Satyaprakash: A film is all about teamwork, and any filmmaker will agree that a film is only as good as its team. We were lucky to have a passionate and committed team and the result is in front of you.

Having said that, the real heroes of this documentary are the handloom weavers of Varanasi and their incredible journey over the centuries that has allowed them to perfect their art and produce some of the best textiles known to mankind. Their struggle is a compelling story and I think anyone who hears it will be inspired by their relentless efforts to safeguard their art and strive for a life of dignity.

Will this help this art?

Satyaprakash: I truly believe that the problems plaguing these handloom weavers is a complex one, but somewhere at the very root of it lies the ignorance of the common man. A very large mass of consumers are not able to differentiate a Banarsi powerloom from a handloom, or even appreciate the art behind the handloom product, then how will things ever change? I believe that causes like these can be resolved with awareness alone. I am more than certain that any person who hears their story will be compelled to do what he/she can in whatever small way to bring change to their lives - and there lies the solution. The winning of an award of this magnitude for a film such as this is indeed heartening and it will hugely help push this discourse into the mainstream.

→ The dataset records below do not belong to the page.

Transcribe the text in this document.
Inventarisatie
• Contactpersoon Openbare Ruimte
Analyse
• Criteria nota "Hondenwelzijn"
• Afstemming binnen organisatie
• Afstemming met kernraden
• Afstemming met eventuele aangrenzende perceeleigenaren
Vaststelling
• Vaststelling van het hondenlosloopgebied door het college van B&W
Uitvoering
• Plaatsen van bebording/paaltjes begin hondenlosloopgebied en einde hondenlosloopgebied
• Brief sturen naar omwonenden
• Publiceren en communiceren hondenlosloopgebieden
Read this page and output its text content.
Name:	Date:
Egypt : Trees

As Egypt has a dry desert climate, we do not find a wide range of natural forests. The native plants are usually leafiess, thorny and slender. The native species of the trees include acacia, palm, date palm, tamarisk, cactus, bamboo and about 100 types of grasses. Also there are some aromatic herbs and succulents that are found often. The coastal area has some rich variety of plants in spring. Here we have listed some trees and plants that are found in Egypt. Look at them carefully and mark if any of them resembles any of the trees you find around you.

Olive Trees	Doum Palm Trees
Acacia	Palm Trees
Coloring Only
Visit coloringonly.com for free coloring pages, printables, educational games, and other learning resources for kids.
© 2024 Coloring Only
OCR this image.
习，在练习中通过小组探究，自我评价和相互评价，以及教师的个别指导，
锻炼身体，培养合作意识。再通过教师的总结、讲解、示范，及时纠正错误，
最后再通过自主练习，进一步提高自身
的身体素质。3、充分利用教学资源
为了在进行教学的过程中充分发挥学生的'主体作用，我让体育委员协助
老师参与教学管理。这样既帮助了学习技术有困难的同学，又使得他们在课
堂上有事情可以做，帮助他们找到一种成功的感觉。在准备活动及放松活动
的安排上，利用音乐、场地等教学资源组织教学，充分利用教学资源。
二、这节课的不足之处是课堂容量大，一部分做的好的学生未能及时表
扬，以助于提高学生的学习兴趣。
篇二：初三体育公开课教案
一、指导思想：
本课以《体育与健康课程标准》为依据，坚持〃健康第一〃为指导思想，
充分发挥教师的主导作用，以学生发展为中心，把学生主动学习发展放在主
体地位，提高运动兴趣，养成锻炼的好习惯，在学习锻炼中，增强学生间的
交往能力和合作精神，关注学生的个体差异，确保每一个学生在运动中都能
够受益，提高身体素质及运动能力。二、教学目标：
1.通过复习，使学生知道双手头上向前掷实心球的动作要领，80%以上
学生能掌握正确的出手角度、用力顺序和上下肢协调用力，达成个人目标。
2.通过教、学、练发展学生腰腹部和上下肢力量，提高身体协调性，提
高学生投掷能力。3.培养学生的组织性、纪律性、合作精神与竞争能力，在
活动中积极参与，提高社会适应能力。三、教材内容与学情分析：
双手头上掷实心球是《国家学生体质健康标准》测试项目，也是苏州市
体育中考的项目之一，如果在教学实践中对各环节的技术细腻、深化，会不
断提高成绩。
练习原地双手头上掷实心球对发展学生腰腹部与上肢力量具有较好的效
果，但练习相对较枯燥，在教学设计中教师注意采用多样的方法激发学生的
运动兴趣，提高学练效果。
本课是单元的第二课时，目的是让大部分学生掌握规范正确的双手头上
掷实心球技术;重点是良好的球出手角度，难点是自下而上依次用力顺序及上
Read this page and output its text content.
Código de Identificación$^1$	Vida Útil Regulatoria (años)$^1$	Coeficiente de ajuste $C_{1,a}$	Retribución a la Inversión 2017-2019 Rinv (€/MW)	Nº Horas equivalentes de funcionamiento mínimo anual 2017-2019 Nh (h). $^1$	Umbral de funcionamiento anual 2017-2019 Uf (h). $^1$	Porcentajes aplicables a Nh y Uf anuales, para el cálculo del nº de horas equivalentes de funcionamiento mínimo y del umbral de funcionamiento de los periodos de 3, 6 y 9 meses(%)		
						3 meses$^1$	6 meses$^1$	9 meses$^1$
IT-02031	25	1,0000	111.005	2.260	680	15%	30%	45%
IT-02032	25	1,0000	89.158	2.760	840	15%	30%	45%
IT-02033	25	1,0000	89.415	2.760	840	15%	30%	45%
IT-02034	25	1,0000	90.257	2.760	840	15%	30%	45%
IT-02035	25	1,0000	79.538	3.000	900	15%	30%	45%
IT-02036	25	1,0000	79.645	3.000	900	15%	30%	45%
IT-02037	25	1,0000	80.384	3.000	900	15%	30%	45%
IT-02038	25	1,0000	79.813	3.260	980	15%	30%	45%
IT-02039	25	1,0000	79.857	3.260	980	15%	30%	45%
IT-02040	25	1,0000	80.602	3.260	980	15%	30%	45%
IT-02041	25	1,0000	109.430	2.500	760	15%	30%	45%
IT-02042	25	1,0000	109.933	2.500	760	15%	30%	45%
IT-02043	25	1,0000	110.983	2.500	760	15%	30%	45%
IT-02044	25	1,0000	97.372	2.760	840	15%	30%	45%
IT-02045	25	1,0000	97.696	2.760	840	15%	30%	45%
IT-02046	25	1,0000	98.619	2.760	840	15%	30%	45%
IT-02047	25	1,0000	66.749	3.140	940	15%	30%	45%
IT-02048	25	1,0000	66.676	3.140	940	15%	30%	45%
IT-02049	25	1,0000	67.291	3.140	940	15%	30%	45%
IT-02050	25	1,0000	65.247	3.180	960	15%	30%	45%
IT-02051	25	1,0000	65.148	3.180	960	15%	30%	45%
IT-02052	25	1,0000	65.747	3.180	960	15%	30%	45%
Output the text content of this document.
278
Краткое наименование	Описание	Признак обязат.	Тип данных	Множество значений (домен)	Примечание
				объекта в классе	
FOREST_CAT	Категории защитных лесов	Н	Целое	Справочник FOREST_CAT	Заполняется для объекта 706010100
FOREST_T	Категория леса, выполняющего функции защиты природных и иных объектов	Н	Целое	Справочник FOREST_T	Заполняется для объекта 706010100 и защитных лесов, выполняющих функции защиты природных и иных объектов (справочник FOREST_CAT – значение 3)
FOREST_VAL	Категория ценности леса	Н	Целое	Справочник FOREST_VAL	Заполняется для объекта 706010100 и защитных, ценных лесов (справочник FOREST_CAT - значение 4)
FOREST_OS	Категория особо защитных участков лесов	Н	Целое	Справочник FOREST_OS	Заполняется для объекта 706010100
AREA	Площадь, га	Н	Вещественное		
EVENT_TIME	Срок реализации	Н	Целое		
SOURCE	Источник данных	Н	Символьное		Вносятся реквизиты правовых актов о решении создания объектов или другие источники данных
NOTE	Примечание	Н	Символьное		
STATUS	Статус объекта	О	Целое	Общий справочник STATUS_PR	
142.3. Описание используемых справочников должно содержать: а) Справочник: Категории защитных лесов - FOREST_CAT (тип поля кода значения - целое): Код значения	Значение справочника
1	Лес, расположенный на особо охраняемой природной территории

Future Plans? Satyaprakash: I am a strong believer that the purpose of cinema is not entertainment alone but to fuel constructive change and I hope that every project I take up lives up to that definition. That was my thought behind 'Bunkar' and that is my thought behind the next project I am working on. I am working on a Hindi feature film story titled 'Koopmandook' which stems from my want to bring about some positive change in society! It is a project very close to my heart and I hope to do complete justice to the subject on hand.